By Sir Patrick Vallance, Government Chief Scientific Adviser
Three days ago – Friday 11 March – marked two years since the World Health Organization officially declared Covid-19 a pandemic. And although the pandemic is not over, we have reached a stage where life in the UK is beginning to feel more normal again, and we are here thanks to science. It’s not possible to cover all the many accomplishments of scientists during the pandemic, but for the sake of brevity I want to pick out four – vaccines, therapeutics, genomics and SAGE.
Vaccines have dramatically changed the course of the pandemic and have done so much faster than anyone dared hope. This is thanks to new technologies, smart manufacturing, public-private partnerships, flexible innovation-focused approaches to regulation, and superb operational rollout. The first vaccines were ready for clinical trials within a month of WHO’s official declaration of a pandemic, with safe and effective Covid-19 vaccines available after just 307 days. The Vaccines Taskforce brought together expertise in vaccines, drug development, manufacturing and clinical trials from industry, academia and the public sector. The UK originated Oxford-Astra Zeneca vaccine has been a vital tool across the globe and saved many lives.

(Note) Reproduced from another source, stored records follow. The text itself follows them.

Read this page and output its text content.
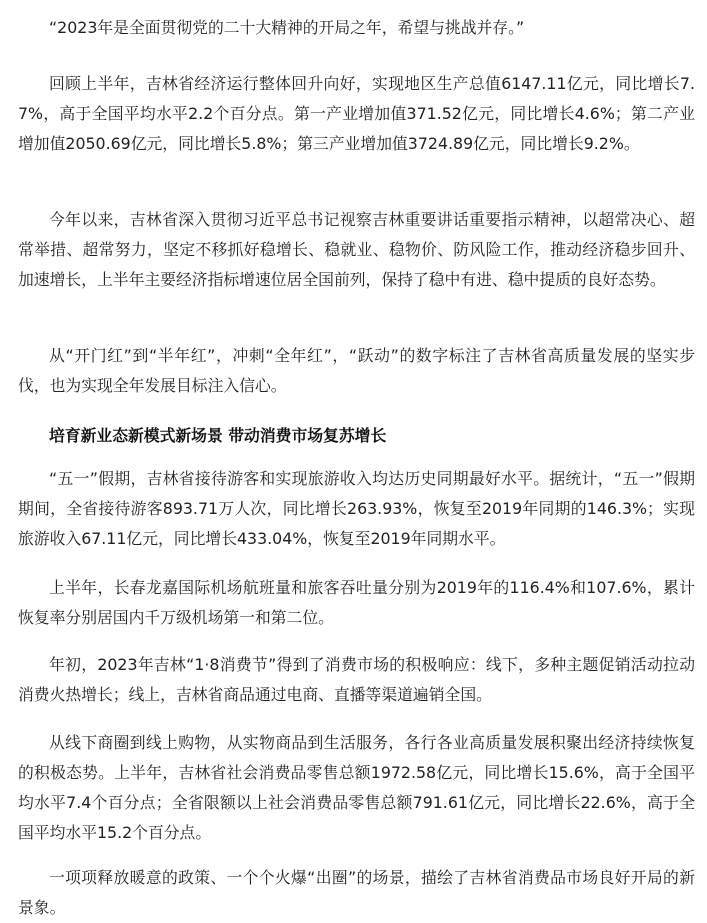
“2023年是全面贯彻党的二十大精神的开局之年，希望与挑战并存。”

回顾上半年，吉林省经济运行整体回升向好，实现地区生产总值6147.11亿元，同比增长7.7%，高于全国平均水平2.2个百分点。第一产业增加值371.52亿元，同比增长4.6%；第二产业增加值2050.69亿元，同比增长5.8%；第三产业增加值3724.89亿元，同比增长9.2%。

今年以来，吉林省深入贯彻习近平总书记视察吉林重要讲话重要指示精神，以超常决心、超常举措、超常努力，坚定不移抓好稳增长、稳就业、稳物价、防风险工作，推动经济稳步回升、加速增长，上半年主要经济指标增速位居全国前列，保持了稳中有进、稳中提质的良好态势。

从“开门红”到“半年红”，冲刺“全年红”，“跃动”的数字标注了吉林省高质量发展的坚实步伐，也为实现全年发展目标注入信心。

培育新业态新模式新场景 带动消费市场复苏增长

“五一”假期，吉林省接待游客和实现旅游收入均达历史同期最好水平。据统计，“五一”假期期间，全省接待游客893.71万人次，同比增长263.93%，恢复至2019年同期的146.3%；实现旅游收入67.11亿元，同比增长433.04%，恢复至2019年同期水平。

上半年，长春龙嘉国际机场航班量和旅客吞吐量分别为2019年的116.4%和107.6%，累计恢复率分别居国内千万级机场第一和第二位。

年初，2023年吉林“1·8消费节”得到了消费市场的积极响应：线下，多种主题促销活动拉动消费火热增长；线上，吉林省商品通过电商、直播等渠道遍销全国。

从线下商圈到线上购物，从实物商品到生活服务，各行各业高质量发展积聚出经济持续恢复的积极态势。上半年，吉林省社会消费品零售总额1972.58亿元，同比增长15.6%，高于全国平均水平7.4个百分点；全省限额以上社会消费品零售总额791.61亿元，同比增长22.6%，高于全国平均水平15.2个百分点。

一项项释放暖意的政策、一个个火爆“出圈”的场景，描绘了吉林省消费品市场良好开局的新景象。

In therapeutics, the RECOVERY trial delivered crucial therapeutic treatments and quickly identified what worked and what didn’t. At one stage something like 12 per cent of all hospitalised Covid-19 patients in the UK were included in the study and it was the fastest recruiting clinical trial of all time. RECOVERY showed that dexamethasone, an inexpensive and widely available steroid, reduced the risk of death for patients with severe disease and has subsequently saved around a million lives worldwide. Equally importantly, it showed which treatments did not work and stopped further unnecessary effort or misguided use.
Huge contributions were also made in genome sequencing. International collaboration is vital to detecting new variants quickly, and the UK has been a key contributor to this effort. The UK started to sequence samples from people infected with SARS-CoV-2 in March 2020, uploading them to a global database. At one stage the UK had contributed over 50% of all SARS-CoV-2 sequences and by February 2022, the UK had uploaded two million sequences. This was an extraordinary effort by a consortium of academic and public laboratories (COG-UK).
Throughout the pandemic, science has played a vital role and provided advice to government, including through the Scientific Advisory Group for Emergencies (SAGE), which I had the privilege to co-Chair with the Chief Medical Officer, Chris Whitty. Formation of a SAGE is triggered to provide emergency scientific and technical advice to decision makers in government and includes leading experts from a range of fields depending on the type of emergency. SAGE committees usually meet for a handful of meetings. In this case SAGE has met over 100 times and involved clinicians, epidemiologists, modellers, virologists, immunologists, behavioural scientists, public health doctors, and experts in therapeutics and vaccines, amongst others.
SAGE for the pandemic involved hundreds of independent experts who, like so many others over the past two years, have gone above and beyond to deliver high-quality outputs at speed, based on the best available evidence. This evidence has also been made available to the public throughout the pandemic with the publication of over 1,100 papers.
Of all the data and information considered at SAGE, the modelling has arguably piqued the greatest interest. Modellers have regularly produced scenarios to inform planning, using a range of assumptions to produce best and worst-case projections. Throughout the UK, people became familiar with R values and exponential curves.
The UK is fortunate to have world-renowned mathematical and epidemiological modellers and their expertise and insights have provided a crucial input to discussions at SAGE, where modelling was considered alongside other science to give advice to ministers and policy makers. The multiple studies set up to study everything from infection rates across the population (for example the ONS study), to the effects and duration of immunity in healthcare workers or schoolchildren, or the consequences of long covid, have been crucial to understanding this pandemic.
During British Science Week, we should celebrate these immense scientific efforts of the past two years from academia, industry, research institutes and government laboratories. The response to the pandemic was the biggest ever peacetime mobilisation of UK science towards a common goal. It saw unprecedented collaboration across disciplines and organisations. As we learn the lessons from this period, we must also maintain the momentum which has seen resources channelled into research, and has seen the British public rally behind science to solve the problems we face, including of course the challenge of climate change. It is up to all of us to build on this goodwill and use it to further establish the UK as a science superpower.